The photographs have disappeared into one of history’s black holes, except for one that was somehow leaked to the western media a week after the killings. That iconic, uncredited picture of Mujib’s body — whose negative his daughter and current Prime Minister Hasina Wajed hunted down and retrieved in 1985 from a western media house — is even now used by her party in its election posters and was produced as evidence in the Mujib murder trial.
“I know for sure that Molaji clicked it. I cannot be wrong since I developed it. Molaji told me he had clicked it but he didn’t know how it got out,” Ansari said.
Ansari isn’t sure how Mola succeeded in shooting the photographs at a time Mujib’s home had been taken over by the coup leaders and their soldiers. All he remembers is that when Mola returned to the office, accompanied by two “stern-looking” army officers, he was too shocked to speak.
“At that time we didn’t know that virtually the entire family had been killed. I realised this when I saw the photographs,” Ansari said.
“He (Mola) had taken individual photos of all who were killed. Sheikh Kamal, Mujib’s son, lay near the door as if throttled by the half-open door (pressing against his neck). Another son lay near the wash-basin in the bathroom while the third lay on his back in one of the rooms,” he recalled.
“Begum Mujib was lying on her stomach, blood oozing out. Mujib was on the stairs, blood all around him. Molaji told me that after he had clicked Mujib, he had to go upstairs to take the others’ pictures, but he hesitated as there was no place on the stairs that wasn’t streaked with the Bangabandhu’s (Mujib’s) blood. I still remember all the 36 images; I can never forget them,” Ansari says.
Journalist Pavel Rahman, who has been researching the leak of the only available photograph of Mujib’s body, said it was “definitely” taken by Mola and developed by Ansari at the Dainik Bangla office.
He recalled that even several years after the massacre, Mola would say: “Hai, ami ki dekhlam (what a terrible thing I saw)!”
The night of the massacre, Mola had requested Ansari to develop the photos saying he couldn’t bring himself to do it.
Ansari, just promoted to senior photographer, said he feared for his life: the officers entered the studio and kept the nozzle of their guns fixed on his back as he worked feverishly to develop the prints.
“They had blood-shot eyes and looked as if they were not done with just killing our leader — they were ready to kill more. I was frightened. I knew the importance of those pictures. None of those that I printed that day — the only ones of the carnage —have seen the light of day except the one that was leaked,” he said.
“The officers counted each negative and print before they took them away. I tried to hide some of the images, saying they had been wasted or too exposed, but they took each of them away. I have never felt so helpless in my life. I knew I was giving away a part of Bangladesh’s history.”
Those pictures turn 35 tomorrow, a day that, by a strange coincidence, happens to be the anniversary of another photograph that too was a defining image in the history of a country.

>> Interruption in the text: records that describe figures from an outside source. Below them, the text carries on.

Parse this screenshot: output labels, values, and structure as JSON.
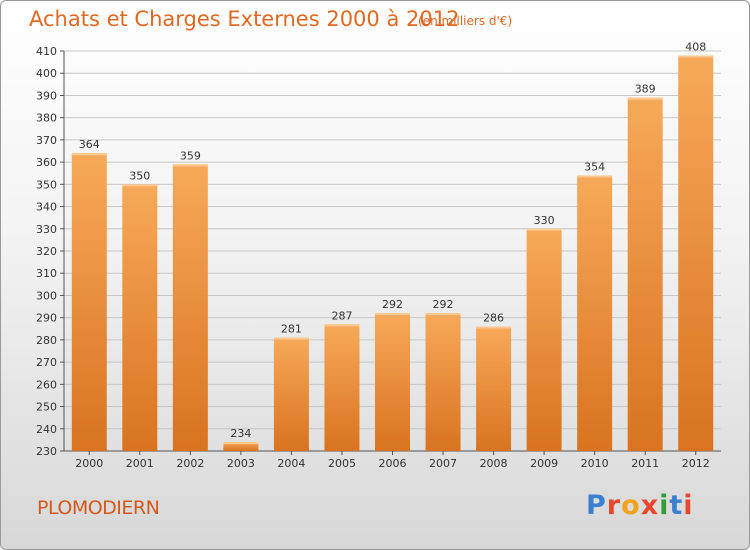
{
  "title": "Achats et Charges Externes 2000 à 2012",
  "unit": "(en milliers d'€)",
  "commune": "PLOMODIERN",
  "brand": {
    "letters": [
      "P",
      "r",
      "o",
      "x",
      "i",
      "t",
      "i"
    ],
    "colors": [
      "#3b7fd0",
      "#e8482c",
      "#f2a21b",
      "#e8482c",
      "#2f9e3a",
      "#3b7fd0",
      "#e8482c"
    ]
  },
  "colors": {
    "bar_light": "#f7a95a",
    "bar_dark": "#d9731f",
    "title": "#e06a24"
  },
  "chart_data": {
    "type": "bar",
    "categories": [
      "2000",
      "2001",
      "2002",
      "2003",
      "2004",
      "2005",
      "2006",
      "2007",
      "2008",
      "2009",
      "2010",
      "2011",
      "2012"
    ],
    "values": [
      364,
      350,
      359,
      234,
      281,
      287,
      292,
      292,
      286,
      330,
      354,
      389,
      408
    ],
    "ylim": [
      230,
      410
    ],
    "yticks": [
      230,
      240,
      250,
      260,
      270,
      280,
      290,
      300,
      310,
      320,
      330,
      340,
      350,
      360,
      370,
      380,
      390,
      400,
      410
    ],
    "grid": true
  }
}
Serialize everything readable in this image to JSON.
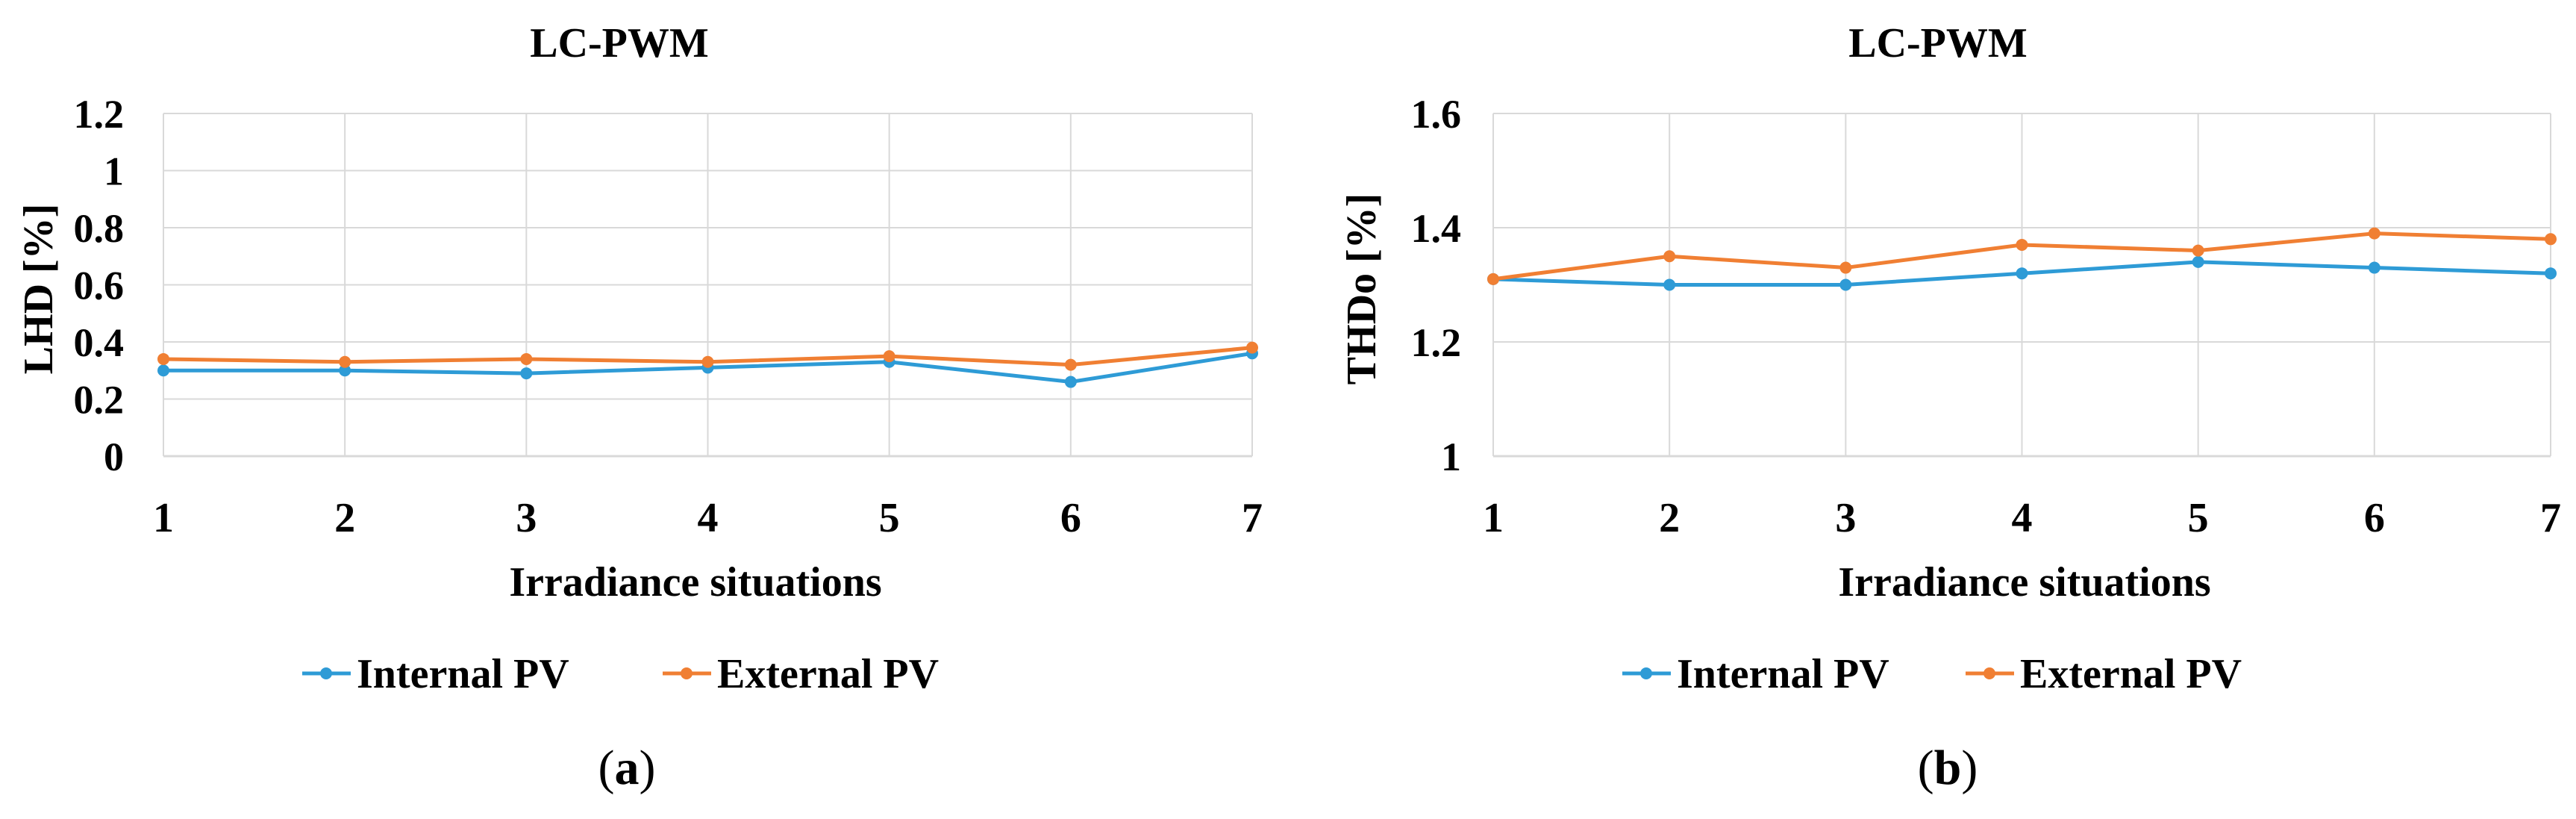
{
  "chart_data": [
    {
      "type": "line",
      "panel_label": "a",
      "title": "LC-PWM",
      "xlabel": "Irradiance situations",
      "ylabel": "LHD [%]",
      "categories": [
        "1",
        "2",
        "3",
        "4",
        "5",
        "6",
        "7"
      ],
      "y_ticks": [
        "0",
        "0.2",
        "0.4",
        "0.6",
        "0.8",
        "1",
        "1.2"
      ],
      "ylim": [
        0,
        1.2
      ],
      "grid": true,
      "legend_position": "bottom",
      "series": [
        {
          "name": "Internal PV",
          "color": "#2e9bd6",
          "values": [
            0.3,
            0.3,
            0.29,
            0.31,
            0.33,
            0.26,
            0.36
          ]
        },
        {
          "name": "External PV",
          "color": "#f07f33",
          "values": [
            0.34,
            0.33,
            0.34,
            0.33,
            0.35,
            0.32,
            0.38
          ]
        }
      ]
    },
    {
      "type": "line",
      "panel_label": "b",
      "title": "LC-PWM",
      "xlabel": "Irradiance situations",
      "ylabel": "THDo [%]",
      "categories": [
        "1",
        "2",
        "3",
        "4",
        "5",
        "6",
        "7"
      ],
      "y_ticks": [
        "1",
        "1.2",
        "1.4",
        "1.6"
      ],
      "ylim": [
        1,
        1.6
      ],
      "grid": true,
      "legend_position": "bottom",
      "series": [
        {
          "name": "Internal PV",
          "color": "#2e9bd6",
          "values": [
            1.31,
            1.3,
            1.3,
            1.32,
            1.34,
            1.33,
            1.32
          ]
        },
        {
          "name": "External PV",
          "color": "#f07f33",
          "values": [
            1.31,
            1.35,
            1.33,
            1.37,
            1.36,
            1.39,
            1.38
          ]
        }
      ]
    }
  ]
}
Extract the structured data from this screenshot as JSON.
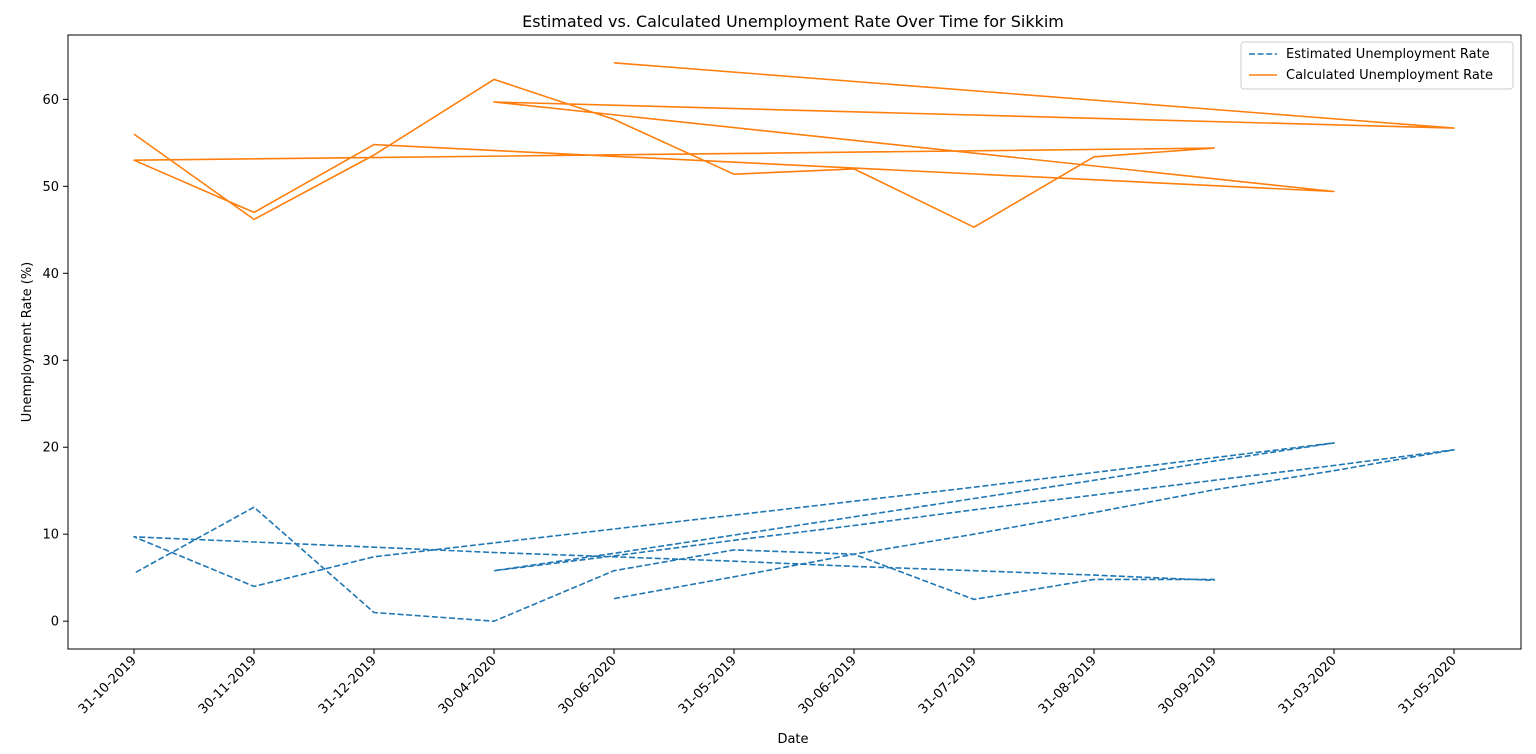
{
  "chart_data": {
    "type": "line",
    "title": "Estimated vs. Calculated Unemployment Rate Over Time for Sikkim",
    "xlabel": "Date",
    "ylabel": "Unemployment Rate (%)",
    "categories": [
      "31-10-2019",
      "30-11-2019",
      "31-12-2019",
      "30-04-2020",
      "30-06-2020",
      "31-05-2019",
      "30-06-2019",
      "31-07-2019",
      "31-08-2019",
      "30-09-2019",
      "31-03-2020",
      "31-05-2020"
    ],
    "yticks": [
      0,
      10,
      20,
      30,
      40,
      50,
      60
    ],
    "ylim": [
      -3.2,
      67.4
    ],
    "grid": false,
    "legend_position": "top-right",
    "series": [
      {
        "name": "Estimated Unemployment Rate",
        "color": "#1f77b4",
        "style": "dashed",
        "points": [
          [
            "30-06-2020",
            2.6
          ],
          [
            "31-05-2019",
            5.1
          ],
          [
            "30-06-2019",
            7.7
          ],
          [
            "31-07-2019",
            10.0
          ],
          [
            "31-08-2019",
            12.5
          ],
          [
            "30-09-2019",
            15.1
          ],
          [
            "31-03-2020",
            17.3
          ],
          [
            "31-05-2020",
            19.7
          ],
          [
            "31-05-2020",
            19.7
          ],
          [
            "31-03-2020",
            17.9
          ],
          [
            "30-09-2019",
            16.2
          ],
          [
            "31-08-2019",
            14.5
          ],
          [
            "31-07-2019",
            12.8
          ],
          [
            "30-06-2019",
            11.0
          ],
          [
            "31-05-2019",
            9.3
          ],
          [
            "30-06-2020",
            7.5
          ],
          [
            "30-04-2020",
            5.8
          ],
          [
            "30-04-2020",
            5.8
          ],
          [
            "30-06-2020",
            7.8
          ],
          [
            "31-05-2019",
            9.9
          ],
          [
            "30-06-2019",
            12.0
          ],
          [
            "31-07-2019",
            14.1
          ],
          [
            "31-08-2019",
            16.2
          ],
          [
            "30-09-2019",
            18.4
          ],
          [
            "31-03-2020",
            20.5
          ],
          [
            "31-03-2020",
            20.5
          ],
          [
            "30-09-2019",
            18.8
          ],
          [
            "31-08-2019",
            17.1
          ],
          [
            "31-07-2019",
            15.4
          ],
          [
            "30-06-2019",
            13.8
          ],
          [
            "31-05-2019",
            12.2
          ],
          [
            "30-06-2020",
            10.6
          ],
          [
            "30-04-2020",
            9.0
          ],
          [
            "31-12-2019",
            7.4
          ],
          [
            "30-11-2019",
            4.0
          ],
          [
            "31-10-2019",
            9.7
          ],
          [
            "31-10-2019",
            9.7
          ],
          [
            "30-11-2019",
            9.1
          ],
          [
            "31-12-2019",
            8.5
          ],
          [
            "30-04-2020",
            7.9
          ],
          [
            "30-06-2020",
            7.4
          ],
          [
            "31-05-2019",
            6.9
          ],
          [
            "30-06-2019",
            6.3
          ],
          [
            "31-07-2019",
            5.8
          ],
          [
            "31-08-2019",
            5.3
          ],
          [
            "30-09-2019",
            4.7
          ],
          [
            "30-09-2019",
            4.8
          ],
          [
            "31-08-2019",
            4.8
          ],
          [
            "31-07-2019",
            2.5
          ],
          [
            "30-06-2019",
            7.7
          ],
          [
            "31-05-2019",
            8.2
          ],
          [
            "30-06-2020",
            5.8
          ],
          [
            "30-04-2020",
            0.0
          ],
          [
            "31-12-2019",
            1.0
          ],
          [
            "30-11-2019",
            13.1
          ],
          [
            "31-10-2019",
            5.5
          ]
        ]
      },
      {
        "name": "Calculated Unemployment Rate",
        "color": "#ff7f0e",
        "style": "solid",
        "points": [
          [
            "31-10-2019",
            56.0
          ],
          [
            "30-11-2019",
            46.2
          ],
          [
            "31-12-2019",
            53.6
          ],
          [
            "30-04-2020",
            62.3
          ],
          [
            "30-06-2020",
            57.7
          ],
          [
            "31-05-2019",
            51.4
          ],
          [
            "30-06-2019",
            52.0
          ],
          [
            "31-07-2019",
            45.3
          ],
          [
            "31-08-2019",
            53.4
          ],
          [
            "30-09-2019",
            54.4
          ],
          [
            "30-09-2019",
            54.4
          ],
          [
            "31-10-2019",
            53.0
          ],
          [
            "30-11-2019",
            47.0
          ],
          [
            "31-12-2019",
            54.8
          ],
          [
            "31-03-2020",
            49.4
          ],
          [
            "31-03-2020",
            49.4
          ],
          [
            "30-04-2020",
            59.7
          ],
          [
            "31-05-2020",
            56.7
          ],
          [
            "30-06-2020",
            64.2
          ]
        ]
      }
    ]
  }
}
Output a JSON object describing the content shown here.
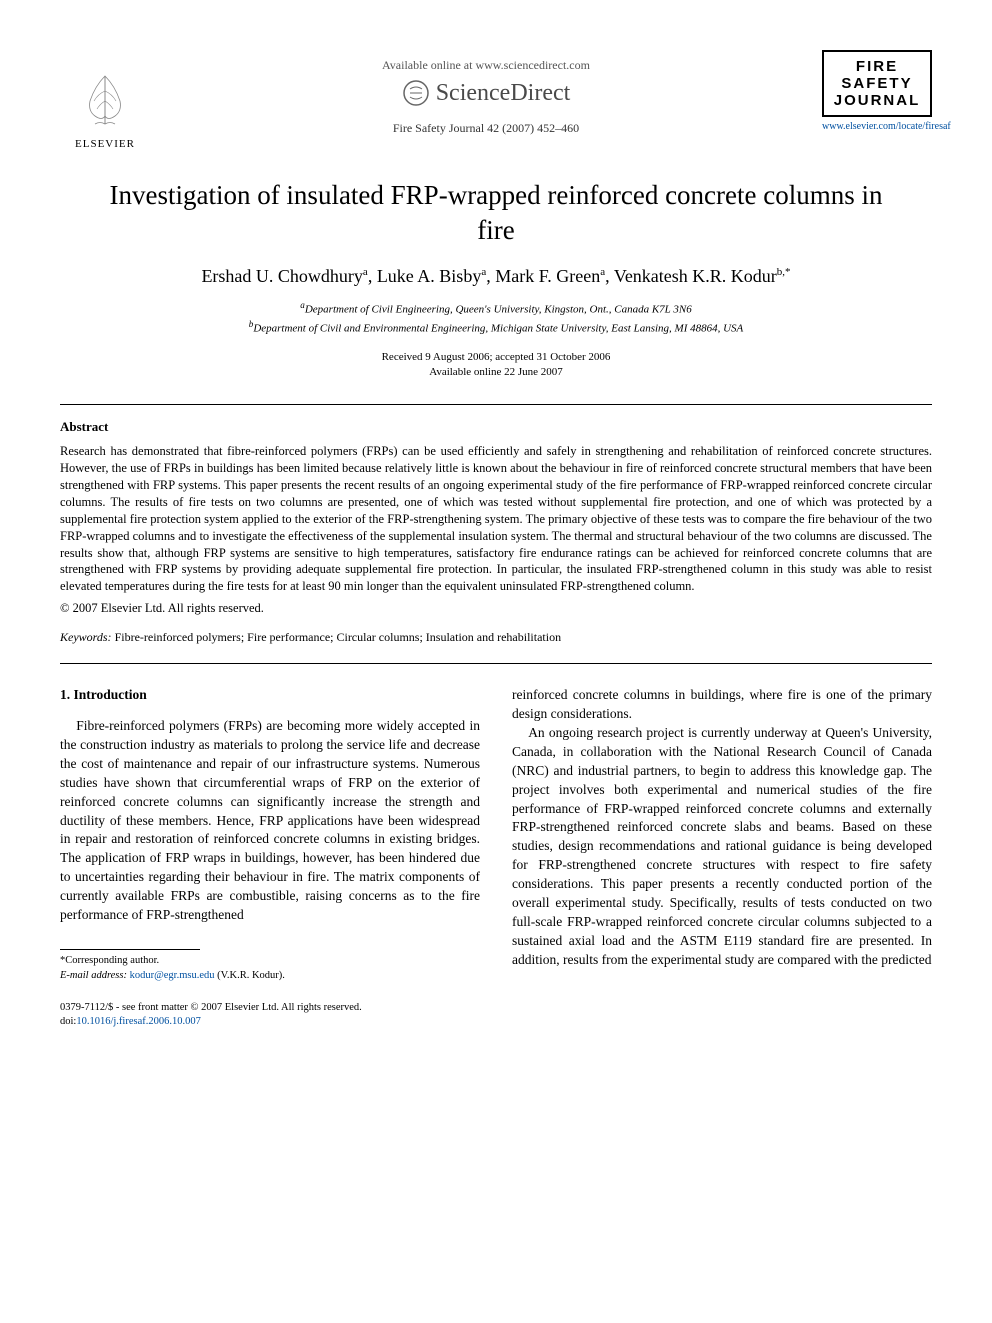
{
  "header": {
    "available_online": "Available online at www.sciencedirect.com",
    "sciencedirect": "ScienceDirect",
    "elsevier_label": "ELSEVIER",
    "journal_ref": "Fire Safety Journal 42 (2007) 452–460",
    "journal_logo_lines": [
      "FIRE",
      "SAFETY",
      "JOURNAL"
    ],
    "journal_url": "www.elsevier.com/locate/firesaf"
  },
  "title": "Investigation of insulated FRP-wrapped reinforced concrete columns in fire",
  "authors_html": "Ershad U. Chowdhury<sup>a</sup>, Luke A. Bisby<sup>a</sup>, Mark F. Green<sup>a</sup>, Venkatesh K.R. Kodur<sup>b,*</sup>",
  "affiliations": {
    "a": "Department of Civil Engineering, Queen's University, Kingston, Ont., Canada K7L 3N6",
    "b": "Department of Civil and Environmental Engineering, Michigan State University, East Lansing, MI 48864, USA"
  },
  "dates": {
    "received": "Received 9 August 2006; accepted 31 October 2006",
    "online": "Available online 22 June 2007"
  },
  "abstract": {
    "heading": "Abstract",
    "text": "Research has demonstrated that fibre-reinforced polymers (FRPs) can be used efficiently and safely in strengthening and rehabilitation of reinforced concrete structures. However, the use of FRPs in buildings has been limited because relatively little is known about the behaviour in fire of reinforced concrete structural members that have been strengthened with FRP systems. This paper presents the recent results of an ongoing experimental study of the fire performance of FRP-wrapped reinforced concrete circular columns. The results of fire tests on two columns are presented, one of which was tested without supplemental fire protection, and one of which was protected by a supplemental fire protection system applied to the exterior of the FRP-strengthening system. The primary objective of these tests was to compare the fire behaviour of the two FRP-wrapped columns and to investigate the effectiveness of the supplemental insulation system. The thermal and structural behaviour of the two columns are discussed. The results show that, although FRP systems are sensitive to high temperatures, satisfactory fire endurance ratings can be achieved for reinforced concrete columns that are strengthened with FRP systems by providing adequate supplemental fire protection. In particular, the insulated FRP-strengthened column in this study was able to resist elevated temperatures during the fire tests for at least 90 min longer than the equivalent uninsulated FRP-strengthened column.",
    "copyright": "© 2007 Elsevier Ltd. All rights reserved."
  },
  "keywords": {
    "label": "Keywords:",
    "text": "Fibre-reinforced polymers; Fire performance; Circular columns; Insulation and rehabilitation"
  },
  "body": {
    "section1_heading": "1. Introduction",
    "col1_p1": "Fibre-reinforced polymers (FRPs) are becoming more widely accepted in the construction industry as materials to prolong the service life and decrease the cost of maintenance and repair of our infrastructure systems. Numerous studies have shown that circumferential wraps of FRP on the exterior of reinforced concrete columns can significantly increase the strength and ductility of these members. Hence, FRP applications have been widespread in repair and restoration of reinforced concrete columns in existing bridges. The application of FRP wraps in buildings, however, has been hindered due to uncertainties regarding their behaviour in fire. The matrix components of currently available FRPs are combustible, raising concerns as to the fire performance of FRP-strengthened",
    "col2_p1": "reinforced concrete columns in buildings, where fire is one of the primary design considerations.",
    "col2_p2": "An ongoing research project is currently underway at Queen's University, Canada, in collaboration with the National Research Council of Canada (NRC) and industrial partners, to begin to address this knowledge gap. The project involves both experimental and numerical studies of the fire performance of FRP-wrapped reinforced concrete columns and externally FRP-strengthened reinforced concrete slabs and beams. Based on these studies, design recommendations and rational guidance is being developed for FRP-strengthened concrete structures with respect to fire safety considerations. This paper presents a recently conducted portion of the overall experimental study. Specifically, results of tests conducted on two full-scale FRP-wrapped reinforced concrete circular columns subjected to a sustained axial load and the ASTM E119 standard fire are presented. In addition, results from the experimental study are compared with the predicted"
  },
  "footnote": {
    "corresponding": "*Corresponding author.",
    "email_label": "E-mail address:",
    "email": "kodur@egr.msu.edu",
    "email_name": "(V.K.R. Kodur)."
  },
  "footer": {
    "line1": "0379-7112/$ - see front matter © 2007 Elsevier Ltd. All rights reserved.",
    "doi_label": "doi:",
    "doi": "10.1016/j.firesaf.2006.10.007"
  },
  "colors": {
    "link": "#0050a0",
    "text": "#000000",
    "gray": "#555555"
  }
}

When the Japanese surrender was announced on August 15, 1945, a sailor was clicked as he grabbed a nurse in the middle of Times Square, bent her back and kissed her. The photograph went on to become a symbol for the advent of the “American century”, one that expressed a nation’s joy at the moment of its greatest triumph.
When the symbol of Bangladesh’s darkest moment, the leaked black-and-white photo of Mujib’s body, was published, the army picked up Mola. He told them he had neither shot nor leaked the picture.
“Molaji died three years later. I think he never recovered from the shock of that day. But what pained him most was that he couldn’t save his pictures,” Ansari said.
When Hasina retrieved the leaked negative 10 years later, after a long search involving visit after visit to western media offices, she brought it to the Dainik Bangla office to be developed, perhaps in acknowledgement of a historical debt.